|ČEZ, a. s.||2020||N/A||https://www.blackrock.com/corporate/literature/press-release/blk-vote-bulletin-cez-jul-2020.pdf|
As a fiduciary on behalf of our clients, BIS has engaged with CEZ over the past several years on a range of governance and material sustainability topics, including climate-related disclosures.
CEZ has reduced CO2 emissions by 20% since 2016 due to electricity generation from cleaner energy sources. The company has also set a target to generate carbon neutral electricity no later than 2050 (scope 1 & 2), consistent with the European Union’s climate ambitions. In 2019, about 55% of the electricity generated by CEZ originated from nuclear power and other zero-emission sources. In order to reduce its carbon emissions, CEZ has announced plans to progressively phase out its coal-fired power plants, starting with the least efficient. Specifically, CEZ plans to decrease its current coal-fired capacity by half from 7.8 GW in 2016 to 3.9 GW by 2025 and decrease further to 2.5 GW in 2035 and ultimately to zero by 2050. In 2019, coal-fired power plants represented 45% of CEZ’s capacity.
CEZ discusses climate related challenges in a dedicated section in its 2019 annual report3 but its disclosures lack some of the key features we would expect, including TCFD-aligned reporting to further describe the resilience of the company’s business model under different energy transition scenarios, the responsibility of the Supervisory board with regards to climate-related issues, and further details on short- and medium-term greenhouse gas (GHG) emissions reduction targets. Although CEZ has disclosed to investors that it expects the carbon intensity of its power generation to be reduced to 0.27tCO2/MWh in 2035, it remains above average in Europe (for reference, CEZ’s carbon intensity was 0.36 t CO2/MWh in 2019). The current reporting provides some insights about the company’s operational carbon emissions and management’s perspectives on the challenges of the EU climate goals, but is not aligned with the TCFD framework. Hence, these disclosures fall short of our expectations.
The company’s inadequate public disclosure is increasingly putting it at odds with its global peers regarding long-term climate adaption strategies and raises concerns about how CEZ is managing climate risk and the transition to a lower-carbon economy. We expect greater action on target-setting and a justification for company’s approach relative to its peers.

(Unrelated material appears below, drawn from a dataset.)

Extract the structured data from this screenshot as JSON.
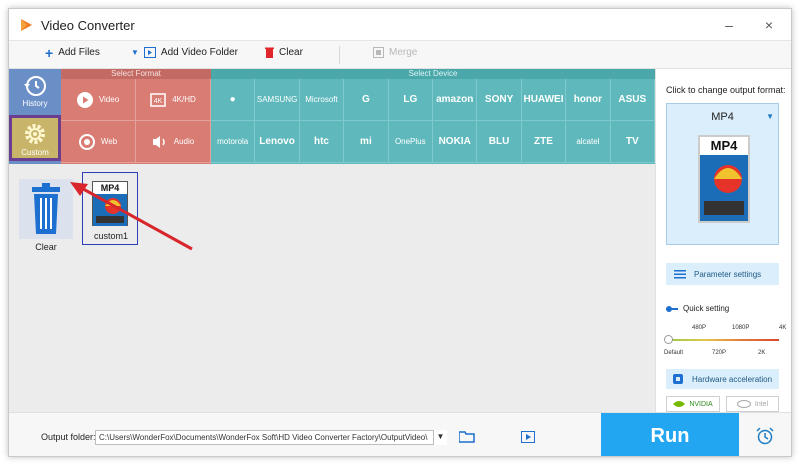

- Recall and Elect Supervisory Board Members and Members of the Audit Committee
At the time of our analysis, the names of the candidates were not disclosed, which makes it impossible for minority shareholders to make an informed decision about the election of board members.
CEZ is not an official TCFD supporter and has made no public commitment regarding the alignment of its disclosures with the recommendations of the TCFD. Despite a section in the company’s 2019 annual report dedicated to climate protection, these climate-related disclosures do not demonstrate sufficient progress towards CEZ aligning its reporting with the TCFD recommendations.

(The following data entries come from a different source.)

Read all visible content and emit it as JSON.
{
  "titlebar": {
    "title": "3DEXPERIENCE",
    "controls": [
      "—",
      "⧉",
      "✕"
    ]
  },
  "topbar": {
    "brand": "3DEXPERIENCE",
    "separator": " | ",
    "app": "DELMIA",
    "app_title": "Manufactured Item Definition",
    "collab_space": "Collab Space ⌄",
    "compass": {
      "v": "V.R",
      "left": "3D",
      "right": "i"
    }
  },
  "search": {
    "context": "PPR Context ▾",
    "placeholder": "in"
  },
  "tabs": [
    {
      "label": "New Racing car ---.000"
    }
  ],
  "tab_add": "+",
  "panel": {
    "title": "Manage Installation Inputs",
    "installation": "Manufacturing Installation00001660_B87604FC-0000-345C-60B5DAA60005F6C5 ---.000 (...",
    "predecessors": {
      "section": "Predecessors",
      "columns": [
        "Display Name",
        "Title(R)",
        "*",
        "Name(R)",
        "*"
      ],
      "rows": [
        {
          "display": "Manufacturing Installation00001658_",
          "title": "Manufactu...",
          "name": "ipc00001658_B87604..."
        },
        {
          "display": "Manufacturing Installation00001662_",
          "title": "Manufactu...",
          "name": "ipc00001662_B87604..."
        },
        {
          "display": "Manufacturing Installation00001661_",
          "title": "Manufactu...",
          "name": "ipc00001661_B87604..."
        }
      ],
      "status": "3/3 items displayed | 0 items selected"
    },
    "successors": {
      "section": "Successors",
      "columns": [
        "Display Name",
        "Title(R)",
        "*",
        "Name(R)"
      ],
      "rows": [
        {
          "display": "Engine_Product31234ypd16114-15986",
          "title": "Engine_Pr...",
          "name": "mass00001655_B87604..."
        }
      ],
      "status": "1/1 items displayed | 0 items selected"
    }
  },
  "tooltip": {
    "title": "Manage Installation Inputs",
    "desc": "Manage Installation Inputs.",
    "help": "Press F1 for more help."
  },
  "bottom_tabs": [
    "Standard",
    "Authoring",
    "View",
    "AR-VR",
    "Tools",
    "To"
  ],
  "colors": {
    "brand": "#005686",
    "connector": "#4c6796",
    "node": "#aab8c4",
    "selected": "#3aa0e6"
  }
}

In line with our approach of holding directors accountable when a company is not effectively addressing a material issue, we voted against recalling and re-electing Supervisory Board members for lack of progress in relation to climate-risk reporting. More generally and consistent with previous years, the lack of information on the identity of the Supervisory Board members to be (re)elected ahead of the AGM is a key impediment to us supporting items 12 and 13.